NICE guidance due in August will advise GPs to use 24-hour ambulatory BP monitors to confirm hypertension. GPs have warned that the plans will increase their workload and that they will need funds to buy the devices.
But US research now shows repeat measurements of BP at home are less likely to lead to misclassified hypertension than single readings at a surgery. Researchers from the Durham Veterans Affairs Medical Centre in North Carolina said this would reduce the effect of 'white coat hypertension', where patients' BP rises in the presence of a clinician.
They analysed the BP readings of 444 elderly men with poorly controlled hypertension, recorded frequently over 18 months. Readings were taken either in-clinic by a nurse or at home by the patient.

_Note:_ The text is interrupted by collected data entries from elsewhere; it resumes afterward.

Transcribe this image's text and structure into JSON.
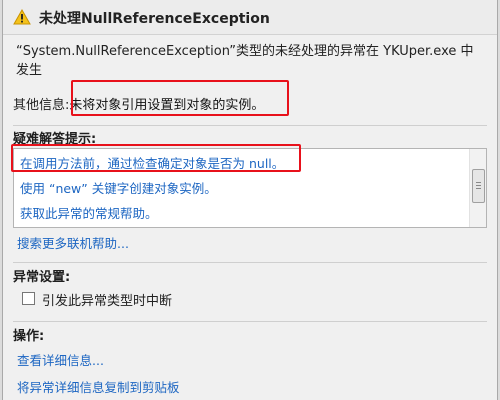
{
  "window": {
    "title": "未处理NullReferenceException"
  },
  "description": "“System.NullReferenceException”类型的未经处理的异常在 YKUper.exe 中发生",
  "additional_info": {
    "label": "其他信息:",
    "value": "未将对象引用设置到对象的实例。"
  },
  "troubleshooting": {
    "title": "疑难解答提示:",
    "tips": [
      "在调用方法前，通过检查确定对象是否为 null。",
      "使用 “new” 关键字创建对象实例。",
      "获取此异常的常规帮助。"
    ],
    "search_link": "搜索更多联机帮助..."
  },
  "exception_settings": {
    "title": "异常设置:",
    "break_checkbox_label": "引发此异常类型时中断",
    "break_checked": false
  },
  "actions": {
    "title": "操作:",
    "view_details": "查看详细信息...",
    "copy_details": "将异常详细信息复制到剪贴板"
  },
  "colors": {
    "link": "#1d66c2",
    "highlight": "#e8111b",
    "warning": "#f4c21b"
  }
}
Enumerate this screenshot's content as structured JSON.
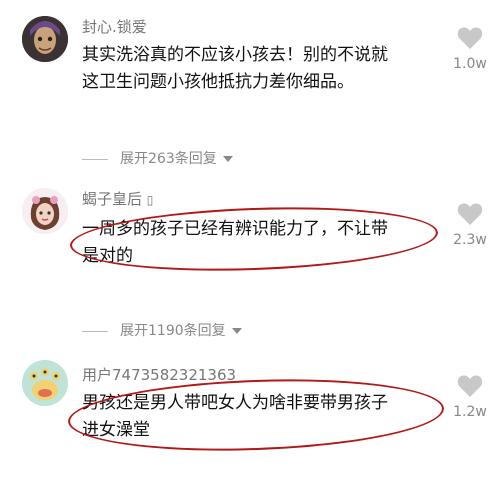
{
  "comments": [
    {
      "username": "封心.锁爱",
      "text_line1": "其实洗浴真的不应该小孩去！别的不说就",
      "text_line2": "这卫生问题小孩他抵抗力差你细品。",
      "likes": "1.0w"
    },
    {
      "username": "蝎子皇后",
      "username_suffix": "▯",
      "text_line1": "一周多的孩子已经有辨识能力了，不让带",
      "text_line2": "是对的",
      "likes": "2.3w"
    },
    {
      "username": "用户7473582321363",
      "text_line1": "男孩还是男人带吧女人为啥非要带男孩子",
      "text_line2": "进女澡堂",
      "likes": "1.2w"
    }
  ],
  "expand_replies": [
    {
      "label": "展开263条回复"
    },
    {
      "label": "展开1190条回复"
    }
  ],
  "icons": {
    "like": "heart-icon",
    "expand": "chevron-down-icon"
  },
  "colors": {
    "annotation_circle": "#b21818",
    "meta_text": "#888888"
  }
}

They found a single BP reading in-clinic could not give certainty that patients' BP was in control, and was likely to misclassify a patient as hypertensive. The percentage of patients deemed to have controlled systolic BP - under 140mmHg - varied by approach. Readings in clinic were on average 15.5mmHg higher than those taken in controlled conditions by researchers.
The research found individual patients' BP readings varied widely. Repeat measurement could limit this but 'would not eliminate white coat effects and is not practical for most patients and providers'.
The researchers concluded that home monitoring could improve BP testing and cut inappropriate treatment.